My data is in the form:
ID1 ID2 Relationship_Code
X1 X2 Married
X1 X3 Parent/Child
X1 X4 Parent/Child
X5 X6 Married
X5 X7 Parent/Child
X6 X5 Married
. . .
. . .
. . .
I also have a node table which contains date of birth and other variables from which adult/child status can be identified.
Any tips/hints on how to extract this summary information from the graph data frame would be very helpful and much appreciated.
Thanks
Some of the work that is required to get the final table that you want requires access to the node table which you are not showing us, but I can get you pretty far along in your problem.

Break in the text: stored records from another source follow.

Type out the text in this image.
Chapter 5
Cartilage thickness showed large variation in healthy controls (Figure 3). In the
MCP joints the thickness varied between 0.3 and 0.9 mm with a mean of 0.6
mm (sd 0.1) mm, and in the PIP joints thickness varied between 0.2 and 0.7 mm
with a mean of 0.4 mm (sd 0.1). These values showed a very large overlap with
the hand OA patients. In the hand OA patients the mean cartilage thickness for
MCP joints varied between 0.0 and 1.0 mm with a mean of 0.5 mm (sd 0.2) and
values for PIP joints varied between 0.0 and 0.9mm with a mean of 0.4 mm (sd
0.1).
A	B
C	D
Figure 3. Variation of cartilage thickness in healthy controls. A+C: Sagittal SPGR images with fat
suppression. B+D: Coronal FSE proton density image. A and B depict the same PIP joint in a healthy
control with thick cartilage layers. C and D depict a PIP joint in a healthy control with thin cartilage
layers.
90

I think that the key to getting your result is identifying the households.
You can do this in igraph
using components
. The connected components are households.
I will illustrate with a slightly more elaborate version of your example.
Data:
Census = read.table(text="ID1 ID2 Relationship_Code
X1 X2 Married
X2 X1 Married
X1 X3 Parent/Child
X1 X4 Parent/Child
X2 X3 Parent/Child
X2 X4 Parent/Child
X5 X6 Married
X5 X7 Parent/Child
X6 X7 Parent/Child
X6 X5 Married
X8 X9 Married
X9 X8 Married",
header=T)
Now turn it into a graph, find the components and check by plotting.
library(igraph)
EL = as.matrix(Census[,1:2])
Pop = graph_from_edgelist(EL)
Households = components(Pop)
plot(Pop, vertex.color=rainbow(3, alpha=0.5)[Households$membership])
You said that you could label the nodes as to whether they represent adults or children. I will assume that we have such a labeling. From that, it is easy to count the number of adults by household and children by household and to make a table of household decomposition by adults and children.
V(Pop)$AdultChild = c('A', 'A', 'C', 'C', 'A', 'A', 'C', 'A', 'A')
AdultsByHousehold = aggregate(V(Pop)$AdultChild, list(Households$membership),
function(p) sum(p=='A'))
AdultsByHousehold
Group.1 x
1 1 2
2 2 2
3 3 2
ChildrenByHousehold = aggregate(V(Pop)$AdultChild, list(Households$membership),
function(p) sum(p=='C'))
ChildrenByHousehold
Group.1 x
1 1 2
2 2 1
3 3 0
table(AdultsByHousehold$x, ChildrenByHousehold$x)
0 1 2
2 1 1 1
In my bogus example, all households have two adults.